Initiated in 2010, LagosPhoto has since created a community of local and international artists united through contemporary photography encapsulating individual experiences and identities from the African continent. Through an extensive program of exhibitions, workshops, screenings and large-scale outdoor installations, the festival promotes education and reclaims public spaces, engaging local and global audiences with the continent’s historical and contemporary stories narrated through photography.

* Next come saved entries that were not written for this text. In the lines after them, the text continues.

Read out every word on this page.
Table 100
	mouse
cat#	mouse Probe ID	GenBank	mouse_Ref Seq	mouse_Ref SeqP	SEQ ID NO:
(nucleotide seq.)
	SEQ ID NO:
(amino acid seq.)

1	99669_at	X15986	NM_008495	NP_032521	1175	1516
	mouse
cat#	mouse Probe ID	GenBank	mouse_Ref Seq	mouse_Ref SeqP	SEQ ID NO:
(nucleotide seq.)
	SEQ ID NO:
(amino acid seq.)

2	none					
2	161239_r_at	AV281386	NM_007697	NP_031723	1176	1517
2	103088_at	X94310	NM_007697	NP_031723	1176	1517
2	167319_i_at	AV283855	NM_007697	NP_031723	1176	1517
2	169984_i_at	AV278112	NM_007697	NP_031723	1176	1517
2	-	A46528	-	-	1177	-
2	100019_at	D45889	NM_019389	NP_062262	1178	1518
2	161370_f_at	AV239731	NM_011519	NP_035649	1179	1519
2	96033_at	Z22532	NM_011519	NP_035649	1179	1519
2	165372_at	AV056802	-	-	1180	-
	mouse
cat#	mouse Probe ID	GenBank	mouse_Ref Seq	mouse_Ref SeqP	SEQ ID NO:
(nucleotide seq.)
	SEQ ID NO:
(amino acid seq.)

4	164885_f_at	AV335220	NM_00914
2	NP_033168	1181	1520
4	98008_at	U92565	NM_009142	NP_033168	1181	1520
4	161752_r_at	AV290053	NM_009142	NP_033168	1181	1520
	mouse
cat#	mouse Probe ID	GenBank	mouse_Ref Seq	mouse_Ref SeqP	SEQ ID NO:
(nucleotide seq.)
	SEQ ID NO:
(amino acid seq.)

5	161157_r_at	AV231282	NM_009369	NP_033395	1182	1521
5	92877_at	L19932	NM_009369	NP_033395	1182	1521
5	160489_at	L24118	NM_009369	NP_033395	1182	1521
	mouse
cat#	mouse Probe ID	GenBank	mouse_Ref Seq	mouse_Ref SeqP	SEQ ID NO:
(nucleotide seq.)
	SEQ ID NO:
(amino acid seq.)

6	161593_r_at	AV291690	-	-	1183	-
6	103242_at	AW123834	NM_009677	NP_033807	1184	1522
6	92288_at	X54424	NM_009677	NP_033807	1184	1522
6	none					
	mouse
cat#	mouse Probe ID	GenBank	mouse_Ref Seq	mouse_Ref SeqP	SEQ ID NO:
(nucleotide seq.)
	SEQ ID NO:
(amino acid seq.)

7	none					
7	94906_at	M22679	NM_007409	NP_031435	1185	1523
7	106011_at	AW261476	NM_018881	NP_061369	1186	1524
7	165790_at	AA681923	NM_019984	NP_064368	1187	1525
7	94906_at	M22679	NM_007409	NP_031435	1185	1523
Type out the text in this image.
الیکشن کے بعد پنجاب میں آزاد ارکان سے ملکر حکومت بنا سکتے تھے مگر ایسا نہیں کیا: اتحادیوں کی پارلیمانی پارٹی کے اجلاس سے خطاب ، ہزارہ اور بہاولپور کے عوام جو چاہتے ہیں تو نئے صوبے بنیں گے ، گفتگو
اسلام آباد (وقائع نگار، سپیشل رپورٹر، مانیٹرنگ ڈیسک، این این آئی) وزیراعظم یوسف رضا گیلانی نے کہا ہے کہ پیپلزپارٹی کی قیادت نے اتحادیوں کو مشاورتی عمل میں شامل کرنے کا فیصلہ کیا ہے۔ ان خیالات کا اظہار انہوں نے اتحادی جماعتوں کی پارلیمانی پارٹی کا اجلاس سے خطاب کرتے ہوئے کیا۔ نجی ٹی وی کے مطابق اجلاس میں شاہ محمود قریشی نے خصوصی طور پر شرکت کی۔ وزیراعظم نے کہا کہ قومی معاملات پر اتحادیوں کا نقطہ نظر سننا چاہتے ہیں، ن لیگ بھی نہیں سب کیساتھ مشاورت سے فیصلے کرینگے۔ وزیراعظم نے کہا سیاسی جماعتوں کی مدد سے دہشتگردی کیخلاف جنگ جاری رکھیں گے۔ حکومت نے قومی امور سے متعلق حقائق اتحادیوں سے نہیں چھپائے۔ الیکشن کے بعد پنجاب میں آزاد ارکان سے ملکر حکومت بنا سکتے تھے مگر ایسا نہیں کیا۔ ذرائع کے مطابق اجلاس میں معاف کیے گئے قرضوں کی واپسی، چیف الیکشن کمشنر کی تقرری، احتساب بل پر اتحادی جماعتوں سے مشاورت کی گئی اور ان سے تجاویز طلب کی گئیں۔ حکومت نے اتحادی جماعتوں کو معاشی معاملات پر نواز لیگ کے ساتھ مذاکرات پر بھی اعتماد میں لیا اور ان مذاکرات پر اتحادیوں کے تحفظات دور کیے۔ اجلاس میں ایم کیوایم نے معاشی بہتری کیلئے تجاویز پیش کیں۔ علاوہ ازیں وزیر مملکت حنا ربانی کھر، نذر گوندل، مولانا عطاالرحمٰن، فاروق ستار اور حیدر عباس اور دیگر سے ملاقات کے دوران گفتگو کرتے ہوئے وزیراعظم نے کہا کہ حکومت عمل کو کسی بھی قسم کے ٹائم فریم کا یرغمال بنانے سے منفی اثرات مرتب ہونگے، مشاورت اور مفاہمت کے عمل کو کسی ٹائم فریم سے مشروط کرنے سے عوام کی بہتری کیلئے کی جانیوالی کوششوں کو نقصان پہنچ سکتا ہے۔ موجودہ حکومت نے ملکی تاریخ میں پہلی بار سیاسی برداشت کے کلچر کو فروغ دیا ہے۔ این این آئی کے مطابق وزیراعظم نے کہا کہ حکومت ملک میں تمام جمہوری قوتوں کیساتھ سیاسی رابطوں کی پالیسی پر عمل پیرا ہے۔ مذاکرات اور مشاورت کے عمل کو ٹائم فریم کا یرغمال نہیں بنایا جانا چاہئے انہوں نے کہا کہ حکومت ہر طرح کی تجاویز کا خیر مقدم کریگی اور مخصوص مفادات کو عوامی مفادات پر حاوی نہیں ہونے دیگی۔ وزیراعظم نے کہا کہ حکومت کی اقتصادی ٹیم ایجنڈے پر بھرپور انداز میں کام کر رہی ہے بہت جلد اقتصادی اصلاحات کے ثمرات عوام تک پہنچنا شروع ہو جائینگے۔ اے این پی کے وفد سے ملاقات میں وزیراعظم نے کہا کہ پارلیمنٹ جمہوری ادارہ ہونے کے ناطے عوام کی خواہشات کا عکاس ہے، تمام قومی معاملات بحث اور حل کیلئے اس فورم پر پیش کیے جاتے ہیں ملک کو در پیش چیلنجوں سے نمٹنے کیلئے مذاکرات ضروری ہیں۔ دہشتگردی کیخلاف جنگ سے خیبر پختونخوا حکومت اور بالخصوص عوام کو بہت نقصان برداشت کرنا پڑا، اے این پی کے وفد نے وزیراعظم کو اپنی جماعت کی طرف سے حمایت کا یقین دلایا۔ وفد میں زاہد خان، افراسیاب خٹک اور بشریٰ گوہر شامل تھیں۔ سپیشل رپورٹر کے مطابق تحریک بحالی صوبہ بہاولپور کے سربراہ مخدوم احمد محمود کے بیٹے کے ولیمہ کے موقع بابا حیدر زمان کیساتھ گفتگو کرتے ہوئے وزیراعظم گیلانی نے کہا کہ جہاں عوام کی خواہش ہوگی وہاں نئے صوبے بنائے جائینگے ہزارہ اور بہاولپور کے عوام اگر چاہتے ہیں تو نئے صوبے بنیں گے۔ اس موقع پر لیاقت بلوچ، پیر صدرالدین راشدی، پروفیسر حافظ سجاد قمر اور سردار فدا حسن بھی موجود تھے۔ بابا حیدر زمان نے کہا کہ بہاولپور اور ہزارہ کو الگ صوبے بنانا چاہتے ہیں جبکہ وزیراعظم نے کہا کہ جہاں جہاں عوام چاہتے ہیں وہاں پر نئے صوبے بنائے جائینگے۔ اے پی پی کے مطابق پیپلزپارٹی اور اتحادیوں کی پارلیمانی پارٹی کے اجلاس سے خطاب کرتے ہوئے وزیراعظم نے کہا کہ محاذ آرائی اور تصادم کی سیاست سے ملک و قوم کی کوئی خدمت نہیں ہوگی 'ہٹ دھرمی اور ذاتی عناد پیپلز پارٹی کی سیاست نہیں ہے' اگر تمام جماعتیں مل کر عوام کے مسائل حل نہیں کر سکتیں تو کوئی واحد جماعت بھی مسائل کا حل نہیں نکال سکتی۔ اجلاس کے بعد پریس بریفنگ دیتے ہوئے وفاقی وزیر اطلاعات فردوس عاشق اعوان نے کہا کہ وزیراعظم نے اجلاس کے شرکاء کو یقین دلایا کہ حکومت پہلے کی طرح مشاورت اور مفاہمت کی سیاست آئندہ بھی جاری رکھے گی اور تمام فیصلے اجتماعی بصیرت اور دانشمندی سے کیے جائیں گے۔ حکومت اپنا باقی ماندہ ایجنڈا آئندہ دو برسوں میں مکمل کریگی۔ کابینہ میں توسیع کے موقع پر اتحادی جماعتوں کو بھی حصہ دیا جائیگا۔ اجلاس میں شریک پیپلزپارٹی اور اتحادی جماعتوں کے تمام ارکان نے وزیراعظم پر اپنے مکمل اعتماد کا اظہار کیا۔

As in this year’s edition taking place in the Republic of Benin and Nigeria, the festival’s recurring topics of restitution and cultural heritage have set the tone for groundbreaking programs. In 2020’s ‘Rapid Response Restitution – The Home Museum’, audiences were invited to produce a fast shutter retrieval of their personal and family’s cultural heritage to be presented in an inclusive digital exhibition, sparking an interest and conversation on cultural heritage and a visual intellect amongst citizens. ‘Searching for Prince Adewale Oyenuga’ in 2021 presented a project about a missing suitcase with a historic archive of photos and paintings left in Barcelona and repatriated to Nigeria, highlighting the thematic of restitution. In 2022 ‘Remember Me—Liberated Bodies; Charged Objects’ interrogated the photography’s influence in shaping, archiving, and ordering the stories of communities and individual identities, determining the way the present and future are constructed.